Harlequin bug (of the stink bug or Pentatomidae family) adults and nymphs suck sap from all parts of the plant above the soil surface, causing yellow or white blotches to appear on leaves. Infested plants eventually wild and die. The cabbage family, squash, beans, peas, tomatoes, corn and peaches are most susceptible.

Mechanical controls include hand-picking adults and crushing egg masses (as frequently as possible), controlling weeds in susceptible crops, mowing weedy areas bordering areas under cultivation, and thorough cleanup after harvest (adults overwinter in weed and waste areas, particularly in more temperate zones).

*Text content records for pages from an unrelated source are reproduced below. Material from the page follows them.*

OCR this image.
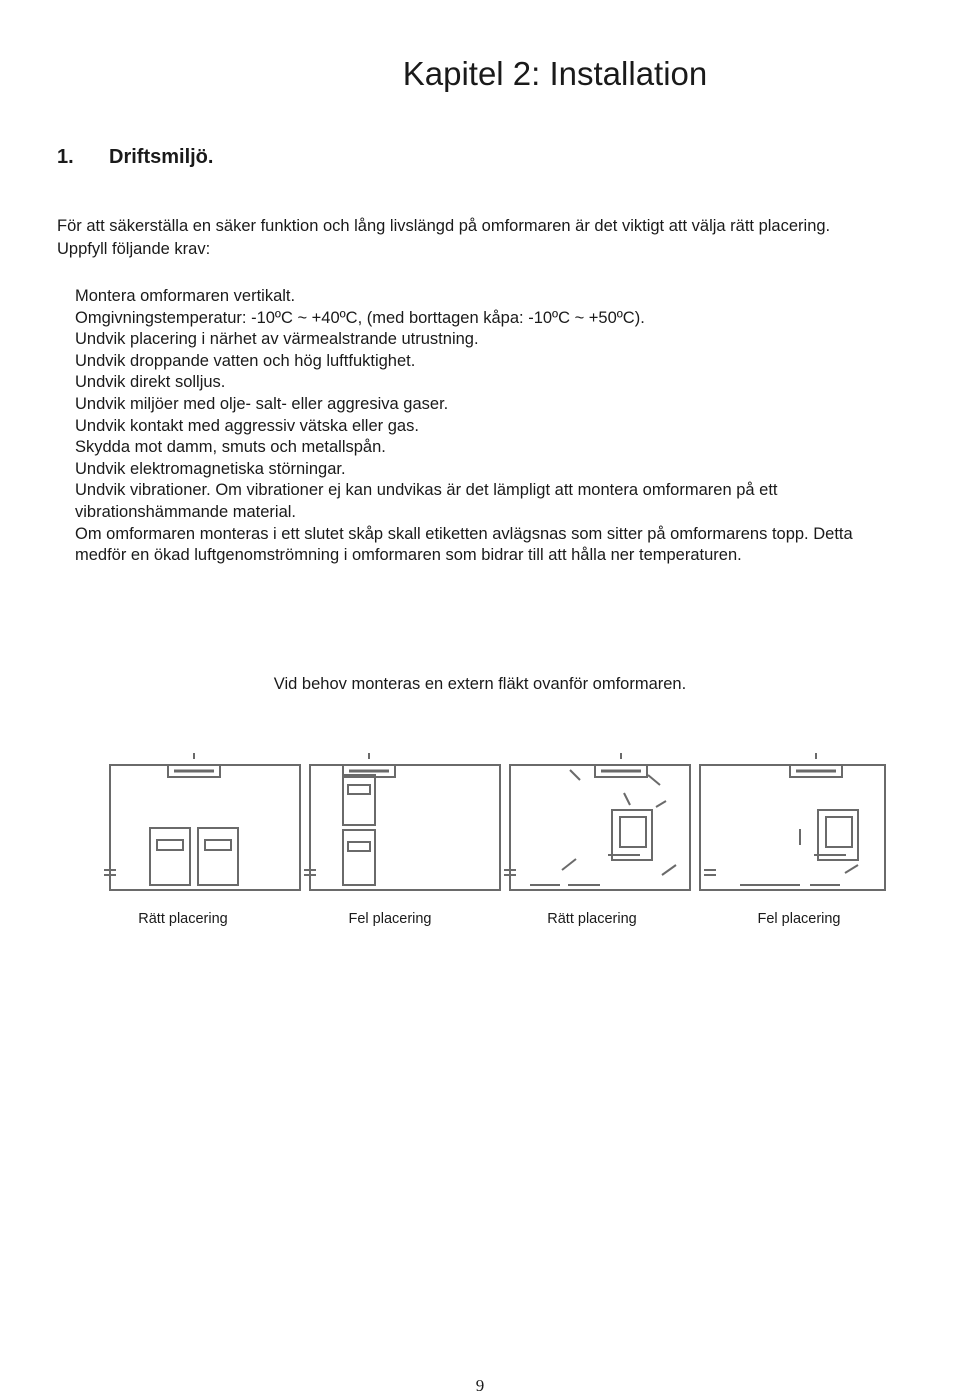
Kapitel 2: Installation
1. Driftsmiljö.

För att säkerställa en säker funktion och lång livslängd på omformaren är det viktigt att välja rätt placering.

Uppfyll följande krav:

Montera omformaren vertikalt.
Omgivningstemperatur: -10ºC ~ +40ºC, (med borttagen kåpa: -10ºC ~ +50ºC).
Undvik placering i närhet av värmealstrande utrustning.
Undvik droppande vatten och hög luftfuktighet.
Undvik direkt solljus.
Undvik miljöer med olje- salt- eller aggresiva gaser.
Undvik kontakt med aggressiv vätska eller gas.
Skydda mot damm, smuts och metallspån.
Undvik elektromagnetiska störningar.
Undvik vibrationer. Om vibrationer ej kan undvikas är det lämpligt att montera omformaren på ett vibrationshämmande material.
Om omformaren monteras i ett slutet skåp skall etiketten avlägsnas som sitter på omformarens topp. Detta medför en ökad luftgenomströmning i omformaren som bidrar till att hålla ner temperaturen.

Vid behov monteras en extern fläkt ovanför omformaren.

Rätt placering	Fel placering	Rätt placering	Fel placering

9
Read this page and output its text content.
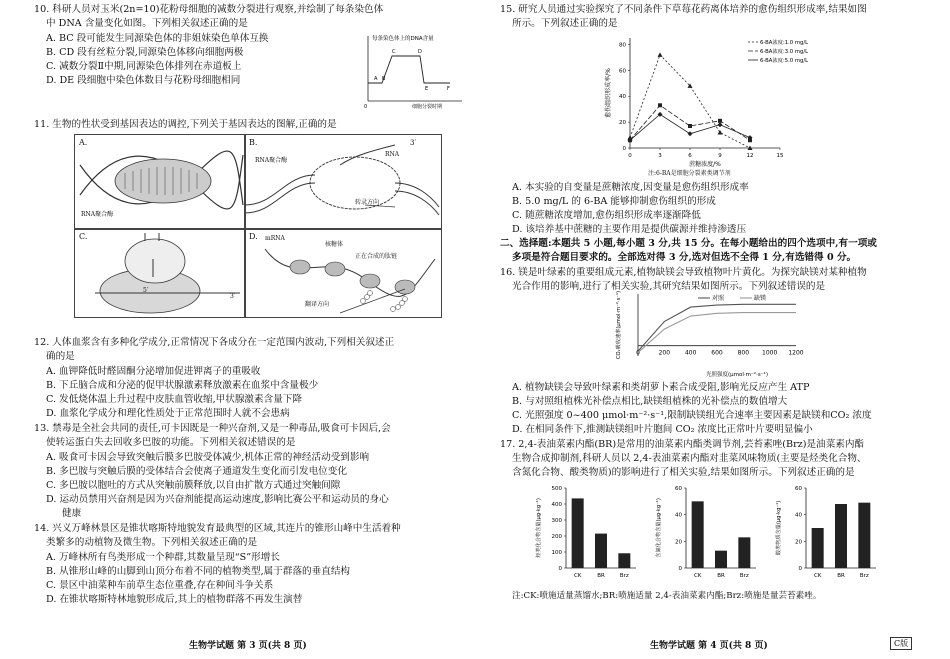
10. 科研人员对玉米(2n=10)花粉母细胞的减数分裂进行观察,并绘制了每条染色体
中 DNA 含量变化如图。下列相关叙述正确的是
A. BC 段可能发生同源染色体的非姐妹染色单体互换
B. CD 段有丝粒分裂,同源染色体移向细胞两极
C. 减数分裂Ⅱ中期,同源染色体排列在赤道板上
D. DE 段细胞中染色体数目与花粉母细胞相同
每条染色体上的DNA含量
细胞分裂时期
0
A B
C	D
E	F
11. 生物的性状受到基因表达的调控,下列关于基因表达的图解,正确的是
A.
RNA聚合酶
B.
RNA聚合酶
RNA
3′
转录方向
C.
5′
3′
D. mRNA
核糖体
正在合成的肽链
翻译方向
12. 人体血浆含有多种化学成分,正常情况下各成分在一定范围内波动,下列相关叙述正
确的是
A. 血钾降低时醛固酮分泌增加促进钾离子的重吸收
B. 下丘脑合成和分泌的促甲状腺激素释放激素在血浆中含量极少
C. 发低烧体温上升过程中皮肤血管收缩,甲状腺激素含量下降
D. 血浆化学成分和理化性质处于正常范围时人就不会患病
13. 禁毒是全社会共同的责任,可卡因既是一种兴奋剂,又是一种毒品,吸食可卡因后,会
使转运蛋白失去回收多巴胺的功能。下列相关叙述错误的是
A. 吸食可卡因会导致突触后膜多巴胺受体减少,机体正常的神经活动受到影响
B. 多巴胺与突触后膜的受体结合会使离子通道发生变化而引发电位变化
C. 多巴胺以胞吐的方式从突触前膜释放,以自由扩散方式通过突触间隙
D. 运动员禁用兴奋剂是因为兴奋剂能提高运动速度,影响比赛公平和运动员的身心
健康
14. 兴义万峰林景区是锥状喀斯特地貌发育最典型的区域,其连片的锥形山峰中生活着种
类繁多的动植物及微生物。下列相关叙述正确的是
A. 万峰林所有鸟类形成一个种群,其数量呈现“S”形增长
B. 从锥形山峰的山脚到山顶分布着不同的植物类型,属于群落的垂直结构
C. 景区中油菜种车前草生态位重叠,存在种间斗争关系
D. 在锥状喀斯特林地貌形成后,其上的植物群落不再发生演替
生物学试题 第 3 页(共 8 页)
15. 研究人员通过实验探究了不同条件下草莓花药离体培养的愈伤组织形成率,结果如图
所示。下列叙述正确的是
0	3	6	9	12	15
0
20
40
60
80
蔗糖浓度/%
愈伤组织形成率/%
6-BA浓度:1.0 mg/L
6-BA浓度:3.0 mg/L
6-BA浓度:5.0 mg/L
注:6-BA是细胞分裂素类调节剂
A. 本实验的自变量是蔗糖浓度,因变量是愈伤组织形成率
B. 5.0 mg/L 的 6-BA 能够抑制愈伤组织的形成
C. 随蔗糖浓度增加,愈伤组织形成率逐渐降低
D. 该培养基中蔗糖的主要作用是提供碳源并维持渗透压
二、选择题:本题共 5 小题,每小题 3 分,共 15 分。在每小题给出的四个选项中,有一项或
多项是符合题目要求的。全部选对得 3 分,选对但选不全得 1 分,有选错得 0 分。
16. 镁是叶绿素的重要组成元素,植物缺镁会导致植物叶片黄化。为探究缺镁对某种植物
光合作用的影响,进行了相关实验,其研究结果如图所示。下列叙述错误的是
0	200 400 600 800 1000 1200
光照强度(μmol·m⁻²·s⁻¹)
CO₂吸收速率(μmol·m⁻²·s⁻¹)	对照	缺镁
A. 植物缺镁会导致叶绿素和类胡萝卜素合成受阻,影响光反应产生 ATP
B. 与对照组植株光补偿点相比,缺镁组植株的光补偿点的数值增大
C. 光照强度 0~400 μmol·m⁻²·s⁻¹,限制缺镁组光合速率主要因素是缺镁和CO₂ 浓度
D. 在相同条件下,推测缺镁组叶片胞间 CO₂ 浓度比正常叶片要明显偏小
17. 2,4-表油菜素内酯(BR)是常用的油菜素内酯类调节剂,芸苔素唑(Brz)是油菜素内酯
生物合成抑制剂,科研人员以 2,4-表油菜素内酯对韭菜风味物质(主要是烃类化合物、
含氮化合物、酸类物质)的影响进行了相关实验,结果如图所示。下列叙述正确的是
0
100
200
300
400
500
CK	BR	Brz
烃类化合物含量(μg·kg⁻¹)
0
20
40
60
CK	BR	Brz
含氮化合物含量(μg·kg⁻¹)
0
20
40
60
CK	BR	Brz
酸类物质含量(μg·kg⁻¹)
注:CK:喷施适量蒸馏水;BR:喷施适量 2,4-表油菜素内酯;Brz:喷施是量芸苔素唑。
生物学试题 第 4 页(共 8 页)	C版
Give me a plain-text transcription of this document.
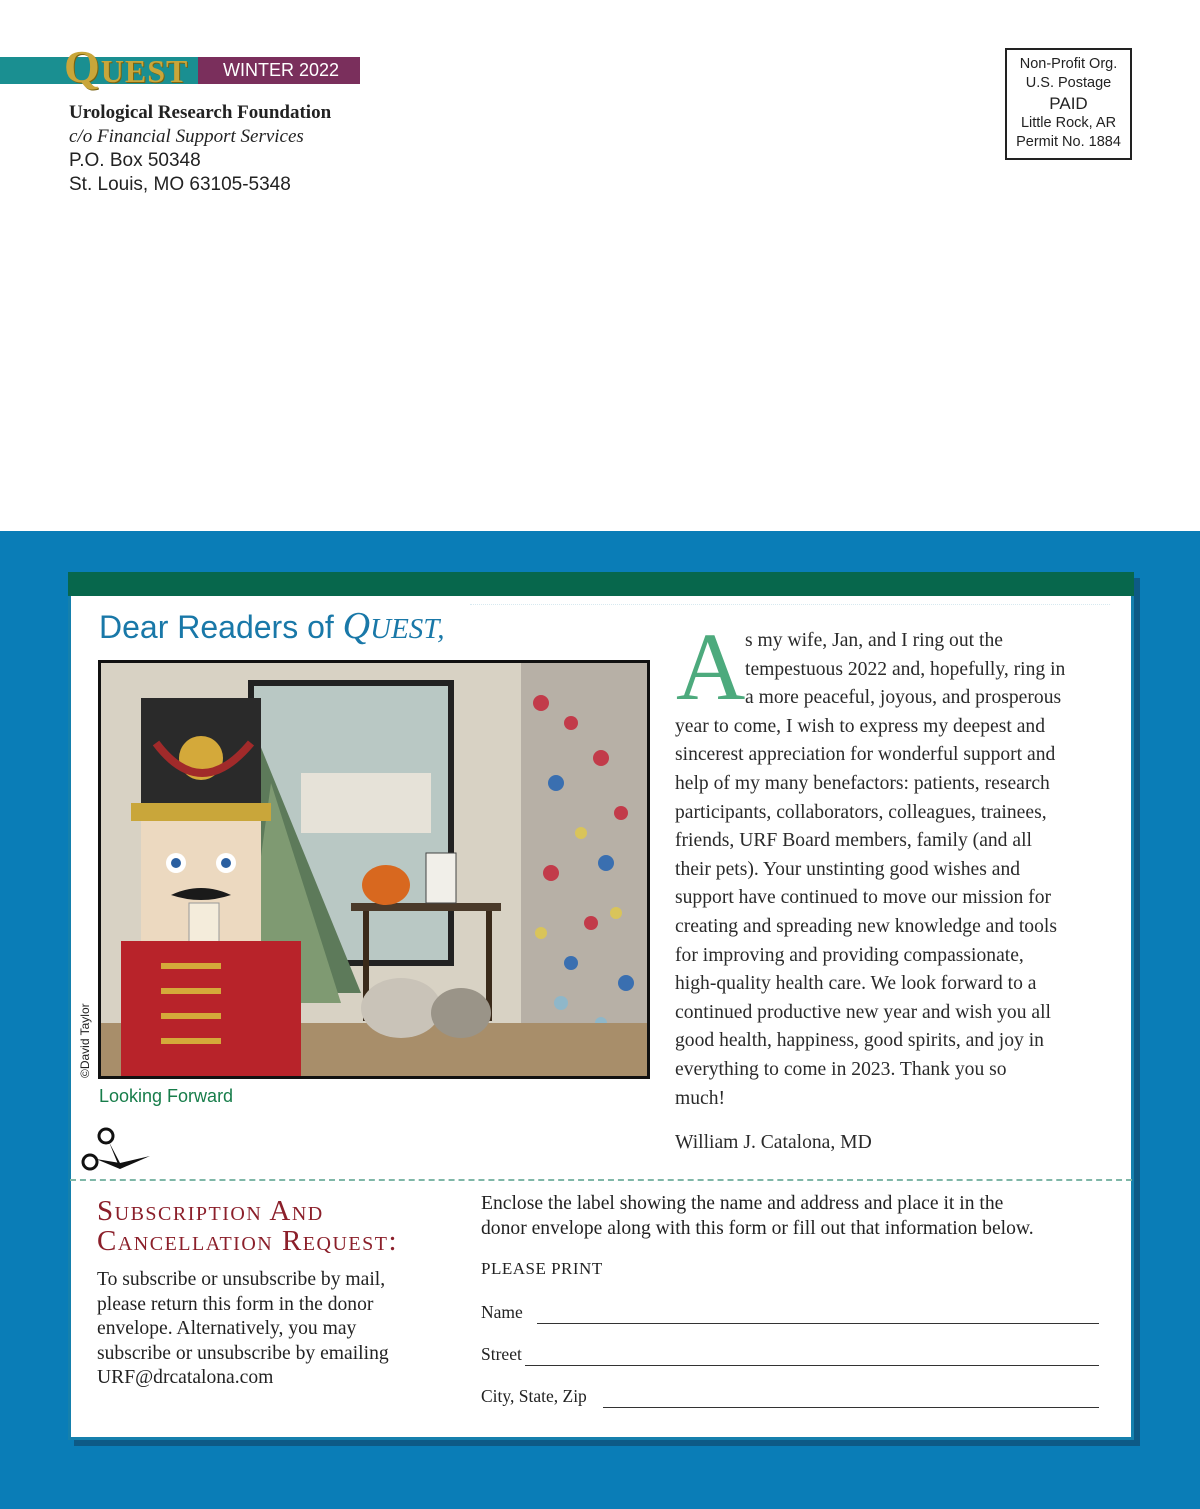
WINTER 2022
QUEST
Urological Research Foundation
c/o Financial Support Services
P.O. Box 50348
St. Louis, MO 63105-5348
Non-Profit Org.
U.S. Postage
PAID
Little Rock, AR
Permit No. 1884
Dear Readers of QUEST,
©David Taylor
Looking Forward
A s my wife, Jan, and I ring out the
tempestuous 2022 and, hopefully, ring in
a more peaceful, joyous, and prosperous
year to come, I wish to express my deepest and
sincerest appreciation for wonderful support and
help of my many benefactors: patients, research
participants, collaborators, colleagues, trainees,
friends, URF Board members, family (and all
their pets). Your unstinting good wishes and
support have continued to move our mission for
creating and spreading new knowledge and tools
for improving and providing compassionate,
high-quality health care. We look forward to a
continued productive new year and wish you all
good health, happiness, good spirits, and joy in
everything to come in 2023. Thank you so
much!
William J. Catalona, MD
Subscription And
Cancellation Request:
To subscribe or unsubscribe by mail,
please return this form in the donor
envelope. Alternatively, you may
subscribe or unsubscribe by emailing
URF@drcatalona.com
Enclose the label showing the name and address and place it in the
donor envelope along with this form or fill out that information below.
PLEASE PRINT
Name
Street
City, State, Zip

As a last resort, sabadilla dust or Pyrethrum may be used. OMRI (the Organic Materials Review Institute), www.omri.org, lists several brand names for Pyrethrum (and extract of the Pyrethrum daisy, Chrysanthemum cinerariifdolium) under “generic crop products” but does not have any such listing for sabadilla dust (an insect stomach poison derived from the South American lily). Both substances are listed as restricted in OMRI’s generic category in that they may be used only within the context of a regulated biorotational pest management plan. They may not be the primary method of pest control in an organic system plan.

Section 205.206 of the federal Organic Rule underscores this philosophy of using such biological or botanical agents as a last resort “provided that the conditions for using the substance are documented in the organic system plan” only after other measures have failed to provide remedy. These measures, which should also be part of the overall management plan, include:

  • Crop rotation and soil and crop nutrient management practices
  • Sanitation measures to remove…habitat for pest organisms
  • Cultural practices that enhance crop health, including selection of plant species and varieties…resistant to prevalent pests
  • Introduction of predators
  • Development of habitat for natural enemies of pests [in the case of the harlequin bugs, parasitic wasps and flies, which are attracted by planting small-flowered plants
  • Nonsynthetic controls such as lures, traps, and repellants
  • Weed suppression

The bottom line is that even “natural” pesticides present hazards to the environment (including often killing the “good bugs” with the “bad bugs”) and to the farmer and should be used judiciously. Sound organic practices are the best defense against pests and disease.